For more general research on inference optimizations, refer to https://www.aussieai.com/research/inference-optimization.

Model Compression

Model compression is the general class of AI optimizations that reduce the size of the model. These methods are generally considered to be “static” optimizations, because the model is reduced during or after training, and does not change at runtime during inference. The goal of model compression is two-fold:

    (a) model size reduction, and

    (b) latency optimization.

The model size reduces by either having fewer weights (e.g. pruning and sparsity) or by using smaller data types (e.g. quantization). The AI engine runs faster inference on the more compact model by (a) requiring fewer calculations overall, (b) using integer calculations (with some techniques), and (c) improving memory-bound inference because fewer memory-to-cache data transfers are needed.

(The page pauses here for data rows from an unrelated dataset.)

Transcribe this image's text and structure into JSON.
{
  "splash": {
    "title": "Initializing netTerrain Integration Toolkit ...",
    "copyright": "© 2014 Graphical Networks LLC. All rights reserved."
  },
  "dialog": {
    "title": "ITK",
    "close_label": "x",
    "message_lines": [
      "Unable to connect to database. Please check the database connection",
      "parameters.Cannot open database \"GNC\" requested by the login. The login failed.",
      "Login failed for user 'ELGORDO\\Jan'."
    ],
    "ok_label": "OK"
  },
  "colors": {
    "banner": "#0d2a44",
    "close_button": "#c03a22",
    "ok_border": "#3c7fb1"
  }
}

Model compression techniques have been highly successful and are widely used, second only to hardware-acceleration in their impact on the AI industry. The three main model compression techniques with widespread industry usage are:

  • Quantization
  • Model pruning
  • Knowledge Distillation

There are various lesser-known types of model compression methods in the research papers:

  • Low-rank factorization of matrices (tensor decomposition)
  • Weight sharing
  • Layer fusion
  • Weight clustering

Some other research techniques with similar goals of a smaller, simpler model include:

  • Big-little architectures
  • Speculative decoding
  • Logarithmic models
  • Zero-multiplication models (e.g. adder networks)

Survey papers. Various research survey papers on model compression techniques include:

  1. Xunyu Zhu, Jian Li, Yong Liu, Can Ma, Weiping Wang (2023), A Survey on Model Compression for Large Language Models, arXiv preprint arXiv:2308.07633, Aug 2023, https://arxiv.org/abs/2308.07633 (Recent 2023 survey paper on various model compression approaches.)
  2. Canwen Xu, Julian McAuley (2022), A Survey on Model Compression and Acceleration for Pretrained Language Models, Nov 2022, https://arxiv.org/abs/2202.07105
  3. T Choudhary, V Mishra, A Goswami (2020), A comprehensive survey on model compression and acceleration, Artificial Intelligence Review, 2020, https://doi.org/10.1007/s10462-020-09816-7, https://link.springer.com/article/10.1007/s10462-020-09816-7
  4. Y Cheng, D Wang, P Zhou, T Zhang (2020), A survey of model compression and acceleration for deep neural networks, arXiv preprint arXiv:1710.09282, June 2020 (revised), https://arxiv.org/abs/1710.09282
  5. K Nan, S Liu, J Du, H Liu (2019) Deep model compression for mobile platforms: A survey, Tsinghua Science and Technology (Volume 24, Issue 6, December 2019), https://ieeexplore.ieee.org/abstract/document/8727762, PDF: https://ieeexplore.ieee.org/iel7/5971803/8727756/08727762.pdf
  6. Yu Cheng; Duo Wang; Pan Zhou; Tao Zhang (2018), Model Compression and Acceleration for Deep Neural Networks: The Principles, Progress, and Challenges, IEEE Signal Processing Magazine (Volume 35, Issue 1, January 2018), https://ieeexplore.ieee.org/document/8253600
  7. G Menghani (2023), Efficient deep learning: A survey on making deep learning models smaller, faster, and better, ACM Computing Surveys, https://dl.acm.org/doi/abs/10.1145/3578938, https://arxiv.org/abs/2106.08962
  8. L Deng, G Li, S Han, L Shi, Y Xie (2020), Model compression and hardware acceleration for neural networks: A comprehensive survey, Proceedings of the IEEE (Volume 108, Issue 4, April 2020), https://ieeexplore.ieee.org/abstract/document/9043731
  9. K Ramesh, A Chavan, S Pandit (2023), A Comparative Study on the Impact of Model Compression Techniques on Fairness in Language Models, Microsoft Research, https://aclanthology.org/2023.acl-long.878.pdf, https://www.microsoft.com/en-us/research/uploads/prod/2023/07/3687_Paper.pdf
  10. W Li, H Hacid, E Almazrouei, M Debbah (2023), A Comprehensive Review and a Taxonomy of Edge Machine Learning: Requirements, Paradigms, and Techniques, AI 2023, 4(3), 729-786, https://www.mdpi.com/2673-2688/4/3/39 (Extensive survey related to optimizing on edge devices, including model compression.)
  11. A Jaiswal, Z Gan, X Du, B Zhang, Z Wang, Y Yang (2023), Compressing LLMs: The Truth is Rarely Pure and Never Simple, arXiv preprint arXiv:2310.01382, Oct 2023, https://browse.arxiv.org/pdf/2310.01382.pdf

For more general research on model compression, refer to https://www.aussieai.com/research/model-compression. All of the individual model compression strategies (e.g. quantization, pruning) are discussed in detail in the following chapters.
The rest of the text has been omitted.